Habits have a profound influence over our lives. Before reading The Power of Habit: Why We Do What We Do in Life and Business by Charles Duhigg, I had never paused and reflected on the habits in my life. How are habits formed? What causes them to take root? Most importantly, why are they so hard to stop?
Early on Duhigg introduces his readers to the habit loop, a process in the mind where one receives a cue, performs an action, and is rewarded. For a smoker, the cue could be stress. Their action is smoking. When the nicotine kicks in they feel rewarded. What’s remarkable is how the mind changes when a habit becomes ingrained. Instead of feeling rewarded at the completion of the action, once a habit is firmly in place a person will anticipate and feel the reward, before they’ve even finished the action. Think about it this way. A smoker is stressed out. They go outside to smoke a cigarette and before they light the cigarette their brain is already flushed from the feeling of being rewarded.

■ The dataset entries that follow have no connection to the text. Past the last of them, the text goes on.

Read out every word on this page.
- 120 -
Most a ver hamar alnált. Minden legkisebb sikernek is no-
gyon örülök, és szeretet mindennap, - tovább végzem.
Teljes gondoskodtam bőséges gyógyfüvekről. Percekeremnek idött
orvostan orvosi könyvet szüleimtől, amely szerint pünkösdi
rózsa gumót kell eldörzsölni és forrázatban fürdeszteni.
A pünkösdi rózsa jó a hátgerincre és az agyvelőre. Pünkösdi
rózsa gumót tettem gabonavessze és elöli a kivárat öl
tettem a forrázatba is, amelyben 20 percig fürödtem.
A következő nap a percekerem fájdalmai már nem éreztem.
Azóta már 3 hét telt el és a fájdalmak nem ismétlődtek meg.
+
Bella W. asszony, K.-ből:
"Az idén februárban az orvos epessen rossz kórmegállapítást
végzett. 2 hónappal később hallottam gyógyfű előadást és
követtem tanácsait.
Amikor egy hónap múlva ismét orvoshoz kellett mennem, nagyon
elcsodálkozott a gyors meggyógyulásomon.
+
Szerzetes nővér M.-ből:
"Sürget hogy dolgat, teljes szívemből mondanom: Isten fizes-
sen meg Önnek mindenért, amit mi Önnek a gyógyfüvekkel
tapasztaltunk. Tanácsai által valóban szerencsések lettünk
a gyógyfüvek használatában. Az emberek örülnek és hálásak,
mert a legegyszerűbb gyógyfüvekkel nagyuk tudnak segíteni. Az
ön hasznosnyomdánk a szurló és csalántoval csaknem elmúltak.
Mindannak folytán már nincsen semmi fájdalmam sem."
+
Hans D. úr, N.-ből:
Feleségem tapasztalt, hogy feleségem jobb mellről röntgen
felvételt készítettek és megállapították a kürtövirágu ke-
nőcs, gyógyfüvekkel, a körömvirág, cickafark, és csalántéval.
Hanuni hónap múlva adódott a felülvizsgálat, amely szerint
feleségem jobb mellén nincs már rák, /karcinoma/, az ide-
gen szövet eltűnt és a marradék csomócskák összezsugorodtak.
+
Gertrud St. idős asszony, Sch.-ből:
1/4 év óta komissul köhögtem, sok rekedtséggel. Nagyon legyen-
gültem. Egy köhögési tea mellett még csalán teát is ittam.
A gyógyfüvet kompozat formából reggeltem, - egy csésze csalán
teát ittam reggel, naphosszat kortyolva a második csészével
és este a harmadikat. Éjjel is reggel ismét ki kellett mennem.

The longer we have a habit the harder it is to change. Duhigg’s prescription for change requires self-awareness. One must be aware of their habit and deconstruct it. Further, people should try to change the action they perform when they are cued. Again, for the smoker, what would happen if they took a short walk when they are stressed at work and sought a different reward? Smoking is a tough example, becomes it ties into addiction, but the example still holds up. Moreover, with habits that are addictions, Duhigg demonstrates the positive influence of belief. If a person believes they are capable of changing a habit or quitting an addiction, they are much more likely to do so.

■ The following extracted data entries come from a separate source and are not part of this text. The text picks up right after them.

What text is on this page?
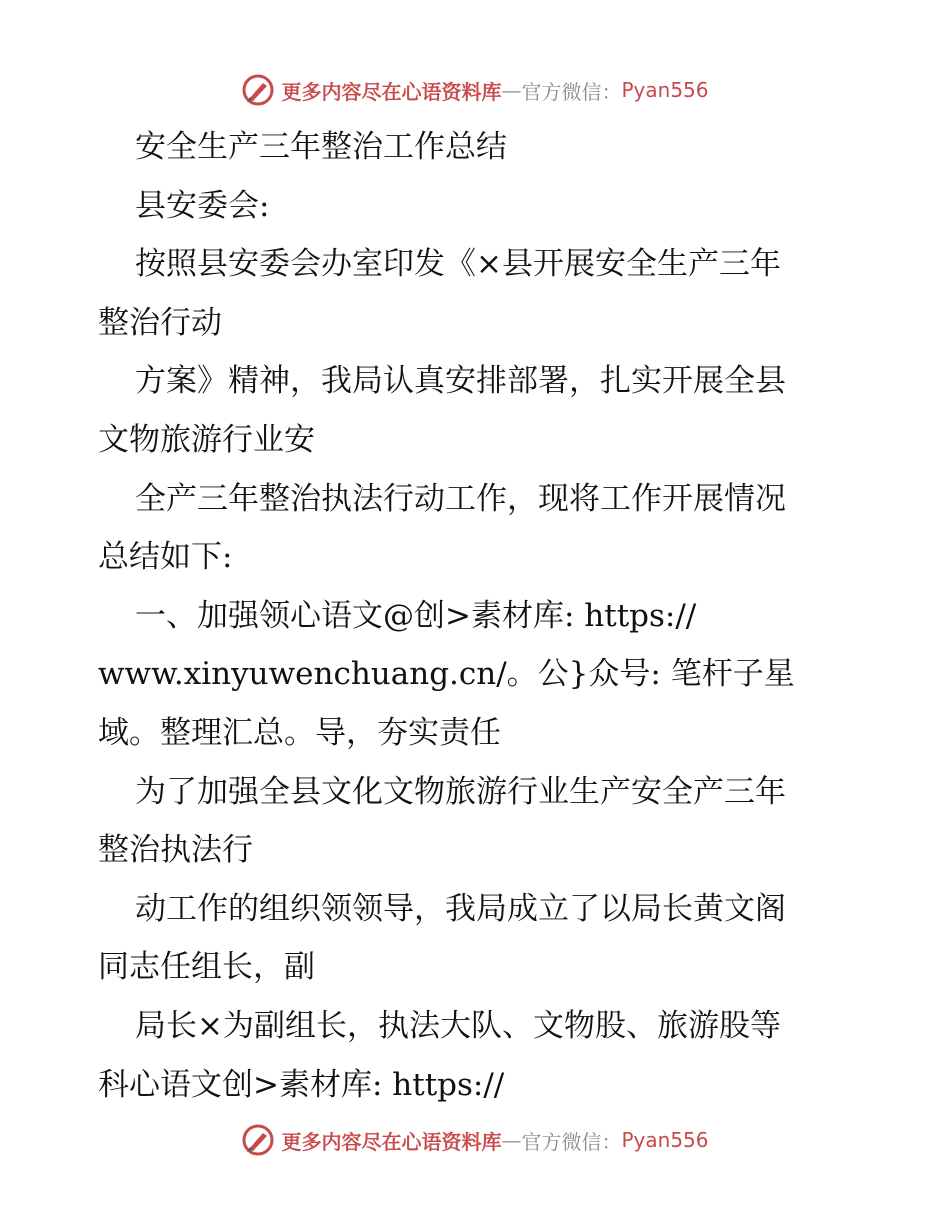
更多内容尽在心语资料库 — 官方微信： Pyan556
安全生产三年整治工作总结
县安委会:
按照县安委会办室印发《×县开展安全生产三年
整治行动
方案》精神，我局认真安排部署，扎实开展全县
文物旅游行业安
全产三年整治执法行动工作，现将工作开展情况
总结如下:
一、加强领心语文@创>素材库: https://
www.xinyuwenchuang.cn/。公}众号: 笔杆子星
域。整理汇总。导，夯实责任
为了加强全县文化文物旅游行业生产安全产三年
整治执法行
动工作的组织领领导，我局成立了以局长黄文阁
同志任组长，副
局长×为副组长，执法大队、文物股、旅游股等
科心语文创>素材库: https://
更多内容尽在心语资料库 — 官方微信： Pyan556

Throughout the book there are plenty of examples of how people changed their habits. There is also a section on business and society, though the section on how habits play out in societies was the weakest. The Power of Habit: Why We Do What We Do in Life and Business is accessible, clear, and well worth the read. It may even provide a framework for the reader so that they may modify their habits and affect positive change.